CFD trading refers to speculating the future price of various assets on one trading platform.
Understanding CFDs
CFD traders don’t have to own these assets. Instead, they only profit from predicting the future price of these assets. Therefore, the value of these contracts doesn’t include the asset’s value. They only consider the change in price during the contract’s duration.
Advantages of CFD Trading
Leveraged Trading
Compared to traditional trading, CFD trading has a higher leverage. You can trade on margins, which will give you a higher leverage. Low margin requirements mean more profit with less capital. You don’t have to invest the total amount of the position.
Diverse Asset Classes
CFDs don’t restrict you to a single financial asset class. These contracts let you benefit from trading cryptocurrency, ETFs, and stocks.
Short-Selling Opportunities
The many short-selling opportunities that come with CFDs have played a major role in their popularity. With short-selling, you can earn even when the market price drops. Long-term investors use the short-selling capability as a hedging tool.
Risks of CFD Trading
Leveraged Losses
When the market goes against you, the higher leverage can magnify your losses.

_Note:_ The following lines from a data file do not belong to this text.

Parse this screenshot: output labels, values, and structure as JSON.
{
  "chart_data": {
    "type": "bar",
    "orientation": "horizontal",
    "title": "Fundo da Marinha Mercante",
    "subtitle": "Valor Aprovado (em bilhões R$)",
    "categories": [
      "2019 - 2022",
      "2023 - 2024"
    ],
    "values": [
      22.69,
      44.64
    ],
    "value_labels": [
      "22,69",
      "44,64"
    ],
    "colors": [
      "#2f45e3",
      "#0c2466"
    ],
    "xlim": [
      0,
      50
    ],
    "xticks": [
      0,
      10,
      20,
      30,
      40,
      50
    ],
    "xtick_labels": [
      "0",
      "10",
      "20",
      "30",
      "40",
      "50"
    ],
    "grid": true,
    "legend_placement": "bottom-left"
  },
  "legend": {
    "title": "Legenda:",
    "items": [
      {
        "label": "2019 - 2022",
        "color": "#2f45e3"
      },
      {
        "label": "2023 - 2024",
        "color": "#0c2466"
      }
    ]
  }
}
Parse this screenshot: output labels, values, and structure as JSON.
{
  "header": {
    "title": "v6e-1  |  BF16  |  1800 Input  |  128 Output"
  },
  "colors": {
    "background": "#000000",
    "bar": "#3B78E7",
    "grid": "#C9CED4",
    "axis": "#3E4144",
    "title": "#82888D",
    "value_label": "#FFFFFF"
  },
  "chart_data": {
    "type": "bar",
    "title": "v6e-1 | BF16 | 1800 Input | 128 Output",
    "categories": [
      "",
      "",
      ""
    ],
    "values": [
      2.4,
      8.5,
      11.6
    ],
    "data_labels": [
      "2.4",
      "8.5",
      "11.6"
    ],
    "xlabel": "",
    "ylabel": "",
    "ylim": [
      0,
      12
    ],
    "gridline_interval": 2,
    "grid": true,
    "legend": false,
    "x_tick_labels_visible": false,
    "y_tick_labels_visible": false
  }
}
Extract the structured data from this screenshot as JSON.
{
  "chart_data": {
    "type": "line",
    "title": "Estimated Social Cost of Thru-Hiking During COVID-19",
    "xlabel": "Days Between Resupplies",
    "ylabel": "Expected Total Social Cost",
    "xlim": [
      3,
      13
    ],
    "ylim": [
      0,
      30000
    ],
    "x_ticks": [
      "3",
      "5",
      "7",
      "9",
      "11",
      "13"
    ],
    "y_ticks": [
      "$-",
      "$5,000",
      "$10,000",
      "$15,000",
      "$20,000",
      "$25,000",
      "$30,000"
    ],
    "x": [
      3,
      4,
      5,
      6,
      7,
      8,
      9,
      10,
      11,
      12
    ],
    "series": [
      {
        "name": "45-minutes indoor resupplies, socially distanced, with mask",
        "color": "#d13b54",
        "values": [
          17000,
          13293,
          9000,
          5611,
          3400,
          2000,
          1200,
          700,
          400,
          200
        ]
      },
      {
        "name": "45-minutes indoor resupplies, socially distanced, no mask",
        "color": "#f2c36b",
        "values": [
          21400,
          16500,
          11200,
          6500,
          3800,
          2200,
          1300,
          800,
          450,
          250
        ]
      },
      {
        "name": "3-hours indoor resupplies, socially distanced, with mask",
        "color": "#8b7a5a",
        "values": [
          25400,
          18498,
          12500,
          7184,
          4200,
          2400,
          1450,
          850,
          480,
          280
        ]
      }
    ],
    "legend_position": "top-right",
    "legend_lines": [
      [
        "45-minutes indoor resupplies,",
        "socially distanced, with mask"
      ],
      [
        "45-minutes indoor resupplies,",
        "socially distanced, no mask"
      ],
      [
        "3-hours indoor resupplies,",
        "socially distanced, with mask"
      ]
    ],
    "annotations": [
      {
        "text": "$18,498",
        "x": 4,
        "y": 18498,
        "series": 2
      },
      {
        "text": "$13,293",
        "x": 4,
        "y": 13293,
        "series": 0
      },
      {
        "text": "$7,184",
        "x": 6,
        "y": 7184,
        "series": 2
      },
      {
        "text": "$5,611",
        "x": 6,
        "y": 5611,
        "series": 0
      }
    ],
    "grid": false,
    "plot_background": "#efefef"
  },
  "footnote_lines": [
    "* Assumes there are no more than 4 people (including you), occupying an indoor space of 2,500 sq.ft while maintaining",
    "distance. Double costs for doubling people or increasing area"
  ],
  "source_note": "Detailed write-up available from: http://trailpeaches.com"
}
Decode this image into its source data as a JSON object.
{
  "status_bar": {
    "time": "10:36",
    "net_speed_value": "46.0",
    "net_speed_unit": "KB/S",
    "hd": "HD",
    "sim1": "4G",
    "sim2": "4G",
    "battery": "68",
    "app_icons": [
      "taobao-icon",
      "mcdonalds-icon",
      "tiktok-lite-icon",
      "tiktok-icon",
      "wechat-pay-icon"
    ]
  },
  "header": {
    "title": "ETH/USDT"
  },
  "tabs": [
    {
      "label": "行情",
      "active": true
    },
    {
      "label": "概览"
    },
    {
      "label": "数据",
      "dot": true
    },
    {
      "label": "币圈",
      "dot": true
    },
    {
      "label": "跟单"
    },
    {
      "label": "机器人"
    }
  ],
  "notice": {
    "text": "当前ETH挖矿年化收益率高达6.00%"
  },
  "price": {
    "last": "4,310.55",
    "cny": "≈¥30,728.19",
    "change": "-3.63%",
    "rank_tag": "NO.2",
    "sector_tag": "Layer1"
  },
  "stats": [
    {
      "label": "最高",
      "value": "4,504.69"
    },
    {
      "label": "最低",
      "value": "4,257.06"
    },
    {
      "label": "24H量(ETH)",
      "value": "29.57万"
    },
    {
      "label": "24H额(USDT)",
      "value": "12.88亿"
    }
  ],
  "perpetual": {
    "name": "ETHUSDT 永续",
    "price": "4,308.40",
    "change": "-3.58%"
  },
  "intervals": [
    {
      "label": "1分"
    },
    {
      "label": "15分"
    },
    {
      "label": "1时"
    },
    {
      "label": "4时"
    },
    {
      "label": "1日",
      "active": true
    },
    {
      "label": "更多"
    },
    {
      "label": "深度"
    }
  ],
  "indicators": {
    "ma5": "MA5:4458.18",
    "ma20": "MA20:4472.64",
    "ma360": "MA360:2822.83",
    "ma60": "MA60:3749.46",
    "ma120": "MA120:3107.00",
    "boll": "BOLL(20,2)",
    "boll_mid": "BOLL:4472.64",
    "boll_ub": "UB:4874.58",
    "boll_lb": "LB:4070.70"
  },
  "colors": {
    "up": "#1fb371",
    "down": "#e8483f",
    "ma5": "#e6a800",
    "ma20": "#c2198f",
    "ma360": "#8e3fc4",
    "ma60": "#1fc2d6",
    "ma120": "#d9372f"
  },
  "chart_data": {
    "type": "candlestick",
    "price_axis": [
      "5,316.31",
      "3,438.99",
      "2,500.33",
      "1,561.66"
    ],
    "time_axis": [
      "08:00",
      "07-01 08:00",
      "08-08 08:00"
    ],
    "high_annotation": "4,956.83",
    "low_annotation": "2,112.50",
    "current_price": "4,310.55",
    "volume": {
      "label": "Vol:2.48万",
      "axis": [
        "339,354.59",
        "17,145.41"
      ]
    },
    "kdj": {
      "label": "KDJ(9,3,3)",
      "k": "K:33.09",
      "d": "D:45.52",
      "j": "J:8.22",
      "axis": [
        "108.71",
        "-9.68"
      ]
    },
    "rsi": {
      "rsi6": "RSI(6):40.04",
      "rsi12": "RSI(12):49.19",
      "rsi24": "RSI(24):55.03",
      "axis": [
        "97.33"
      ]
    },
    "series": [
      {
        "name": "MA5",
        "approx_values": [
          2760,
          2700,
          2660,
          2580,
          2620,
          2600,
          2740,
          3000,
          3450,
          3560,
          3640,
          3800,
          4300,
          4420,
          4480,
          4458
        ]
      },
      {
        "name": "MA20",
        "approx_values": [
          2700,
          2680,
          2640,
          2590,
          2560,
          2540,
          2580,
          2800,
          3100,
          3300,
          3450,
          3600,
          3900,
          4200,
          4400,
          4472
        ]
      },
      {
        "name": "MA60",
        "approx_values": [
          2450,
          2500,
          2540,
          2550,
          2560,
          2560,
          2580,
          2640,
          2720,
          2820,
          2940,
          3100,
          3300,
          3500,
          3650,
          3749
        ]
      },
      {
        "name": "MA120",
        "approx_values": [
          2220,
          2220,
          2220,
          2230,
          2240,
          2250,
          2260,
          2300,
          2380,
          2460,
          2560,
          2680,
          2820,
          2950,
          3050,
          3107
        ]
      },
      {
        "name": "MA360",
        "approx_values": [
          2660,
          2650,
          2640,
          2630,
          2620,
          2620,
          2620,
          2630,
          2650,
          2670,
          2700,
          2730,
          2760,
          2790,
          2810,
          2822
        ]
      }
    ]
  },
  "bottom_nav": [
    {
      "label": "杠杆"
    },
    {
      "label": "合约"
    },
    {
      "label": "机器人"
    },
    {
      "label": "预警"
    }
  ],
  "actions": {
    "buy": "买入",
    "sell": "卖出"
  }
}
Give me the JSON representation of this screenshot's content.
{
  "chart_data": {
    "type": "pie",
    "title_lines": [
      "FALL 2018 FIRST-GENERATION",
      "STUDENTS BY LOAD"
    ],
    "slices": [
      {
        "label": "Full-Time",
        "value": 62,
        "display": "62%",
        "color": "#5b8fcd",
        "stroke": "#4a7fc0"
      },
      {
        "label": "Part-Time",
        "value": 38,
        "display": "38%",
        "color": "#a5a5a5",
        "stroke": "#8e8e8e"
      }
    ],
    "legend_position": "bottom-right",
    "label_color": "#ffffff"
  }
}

Therefore, you have to trade carefully and make sure you have a reliable money management system.
Market Volatility
If the assets are experiencing extreme volatility, the ask and bid prices can be quite significant. This means that profiting from small market moves can be impossible. So, the number of winning trades can be low, resulting in high losses.
Counterparty Risks
CFD traders execute their trades via brokers who act as counterparties to the trades. This exposes your trades to the brokers’ credit risk. This means that if your broker goes bankrupt, you may suffer some losses.
How CFD Trading Works
The fact that you’ll be dealing with several assets grants you more trading opportunities. You can either go long or short and benefit from upward or downward price movement.
Opening and Closing Positions
This trading method includes two trades. The first one opens a position, while the second one closes it via a reverse trade. If the first trade is a long position, then you’ll have to go short to close it.
CFD Pricing and Spreads
The price of trading these contracts includes a financing cost, commission, and the spread. Financing charges apply when holding positions overnight. You may have to pay a commission when trading shares but not for trading commodities and forex.
Funding and Margin Requirements
The CFD brokers tend to set the margin percentage that you must pay to access a particular market. This can vary from broker to broker or market to market. These requirements will restrict your freedom of investment, which will affect borrowing terms.